Consumer packaged goods has been a winning business
The CPG business has been one of Starbucks’ big success stories over the past few years. Starbucks is the top premium brand in the U.S. for single-serve coffee pods, roast and ground coffee, and ready-to-drink coffee. The Starbucks brand has also been the biggest contributor to the growth of the at-home coffee market in recent years.
This momentum has helped Starbucks’ channel development segment — which includes all of the company’s CPG and food-service activities — achieve strong revenue and earnings growth.
Between fiscal 2013 and fiscal 2016, channel development net revenue rose from $1.4 billion to $1.9 billion, while the segment’s operating margin surged from 30% to 42%. This caused segment operating income to nearly double from $415 million to $793 million.

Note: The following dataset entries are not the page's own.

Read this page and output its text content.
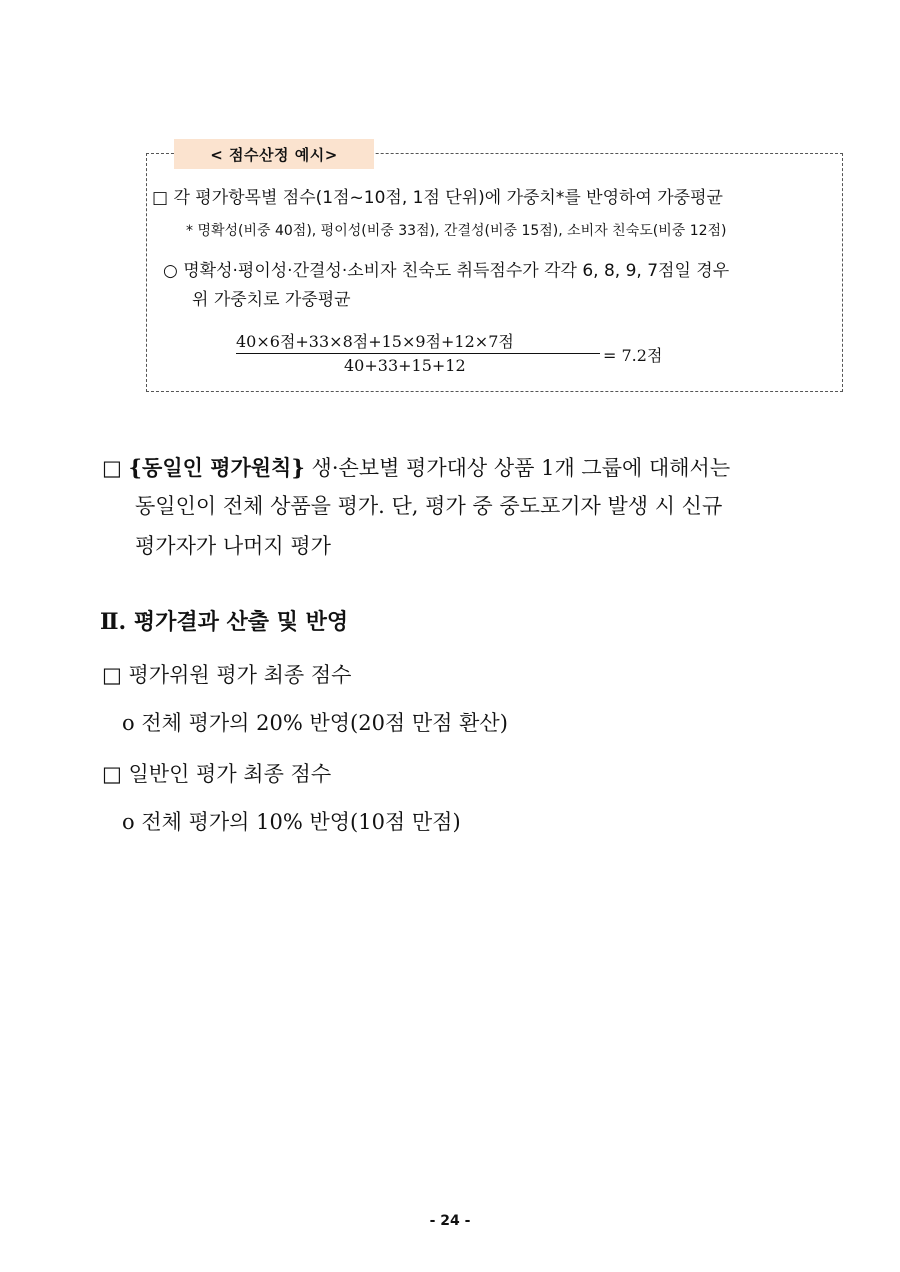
< 점수산정 예시>
□ 각 평가항목별 점수(1점~10점, 1점 단위)에 가중치*를 반영하여 가중평균
* 명확성(비중 40점), 평이성(비중 33점), 간결성(비중 15점), 소비자 친숙도(비중 12점)
○ 명확성·평이성·간결성·소비자 친숙도 취득점수가 각각 6, 8, 9, 7점일 경우
위 가중치로 가중평균
40×6점+33×8점+15×9점+12×7점
40+33+15+12
= 7.2점
□ {동일인 평가원칙} 생·손보별 평가대상 상품 1개 그룹에 대해서는
동일인이 전체 상품을 평가. 단, 평가 중 중도포기자 발생 시 신규
평가자가 나머지 평가
Ⅱ. 평가결과 산출 및 반영
□ 평가위원 평가 최종 점수
o 전체 평가의 20% 반영(20점 만점 환산)
□ 일반인 평가 최종 점수
o 전체 평가의 10% 반영(10점 만점)
- 24 -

The CPG channel has been a key profit growth driver for Starbucks. Image source: Starbucks.
At the company’s 2016 investor day, Starbucks set a goal of reaching $3 billion in net revenue from the channel development segment by fiscal 2021, while continuing to expand its segment margin. So far, it has achieved mixed results in pursuing these ambitious goals. During fiscal 2017, the channel development segment achieved further margin expansion, but its revenue growth slowed to just 3.9% (or about 6%, excluding the impact of a 53rd week in fiscal 2016).
Nestle brings international opportunities
Under the terms of the deal with Nestle, Starbucks will maintain its existing partnerships for distributing ready-to-drink coffee, tea, and juice. However, it will turn over control of the rest of its CPG and food-service business to Nestle.

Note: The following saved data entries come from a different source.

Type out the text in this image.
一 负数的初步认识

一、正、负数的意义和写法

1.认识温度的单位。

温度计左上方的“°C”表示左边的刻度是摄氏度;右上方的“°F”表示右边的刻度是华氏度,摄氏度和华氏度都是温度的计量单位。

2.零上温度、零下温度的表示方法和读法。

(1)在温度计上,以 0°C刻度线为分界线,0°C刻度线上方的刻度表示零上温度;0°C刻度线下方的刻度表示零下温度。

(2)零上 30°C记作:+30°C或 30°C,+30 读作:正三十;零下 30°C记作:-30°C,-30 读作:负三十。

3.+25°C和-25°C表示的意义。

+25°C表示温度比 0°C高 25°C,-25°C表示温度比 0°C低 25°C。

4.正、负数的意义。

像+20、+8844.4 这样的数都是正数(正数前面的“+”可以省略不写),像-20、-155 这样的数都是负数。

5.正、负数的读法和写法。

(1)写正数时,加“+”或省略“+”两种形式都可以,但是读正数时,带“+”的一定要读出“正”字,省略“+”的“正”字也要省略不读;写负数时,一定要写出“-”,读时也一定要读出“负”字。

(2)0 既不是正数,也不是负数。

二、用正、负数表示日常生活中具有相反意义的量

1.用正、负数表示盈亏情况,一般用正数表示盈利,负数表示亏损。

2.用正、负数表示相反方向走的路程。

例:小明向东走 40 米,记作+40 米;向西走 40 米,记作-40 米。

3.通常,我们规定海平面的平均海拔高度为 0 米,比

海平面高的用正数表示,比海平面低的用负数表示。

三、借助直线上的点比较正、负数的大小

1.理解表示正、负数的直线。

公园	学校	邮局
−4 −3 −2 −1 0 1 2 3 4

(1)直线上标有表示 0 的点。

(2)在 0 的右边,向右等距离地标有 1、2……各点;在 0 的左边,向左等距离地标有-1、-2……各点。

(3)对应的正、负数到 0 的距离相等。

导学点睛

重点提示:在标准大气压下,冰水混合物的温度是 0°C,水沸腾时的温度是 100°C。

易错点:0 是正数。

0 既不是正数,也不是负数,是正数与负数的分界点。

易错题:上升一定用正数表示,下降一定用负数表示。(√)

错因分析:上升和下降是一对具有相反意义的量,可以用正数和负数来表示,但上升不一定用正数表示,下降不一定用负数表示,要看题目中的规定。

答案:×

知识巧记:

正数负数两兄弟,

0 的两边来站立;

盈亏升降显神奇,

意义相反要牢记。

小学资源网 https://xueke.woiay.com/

In the U.S. market, Nestle may be able to use its heft to get more shelf space at grocery stores or expand to new retail outlets. That said, Starbucks is already hugely successful in the U.S., so it’s not clear that this partnership can unlock substantial revenue synergies in the domestic market.
Instead, the main strategic rationale for teaming up with Nestle is that it will propel the growth of the Starbucks brand outside of the United States. Starbucks currently has a CPG presence in 28 countries around the world, whereas Nestle serves nearly 190 countries. Thus, Nestle has a platform to quickly accelerate international sales of Starbucks CPG products.
Perhaps Starbucks could create a truly global CPG distribution network on its own, but it would have been expensive and time-consuming. Furthermore, Starbucks executives have bigger fish to fry, such as overseeing expansion in China and reinvigorating domestic comparable-sales growth.
The price was right
The biggest rationale for Starbucks to partner with Nestle was simply that the price was right. Starbucks CFO Scott Maw described the valuation of the deal as “very, very compelling” in an interview with The Wall Street Journal (subscription required).
The exact earnings multiple of the deal is unclear because Nestle isn’t getting the full profit stream from the businesses it is acquiring. (Starbucks will continue to supply the coffee and will earn ongoing royalties from Nestle.) However, Starbucks has stated that the deal will be accretive to earnings per share by the end of fiscal 2021, due to a combination of faster share buybacks (driven by the cash infusion from Nestle) and growth in its royalty payments.
Nestle was willing to pay a big premium because it hasn’t been able to crack the U.S. coffee market on its own, and it sees plenty of runway for growth in packaged coffee. Starbucks is cashing in on Nestle’s desperation, and taking this opportunity to refocus on its core cafe business.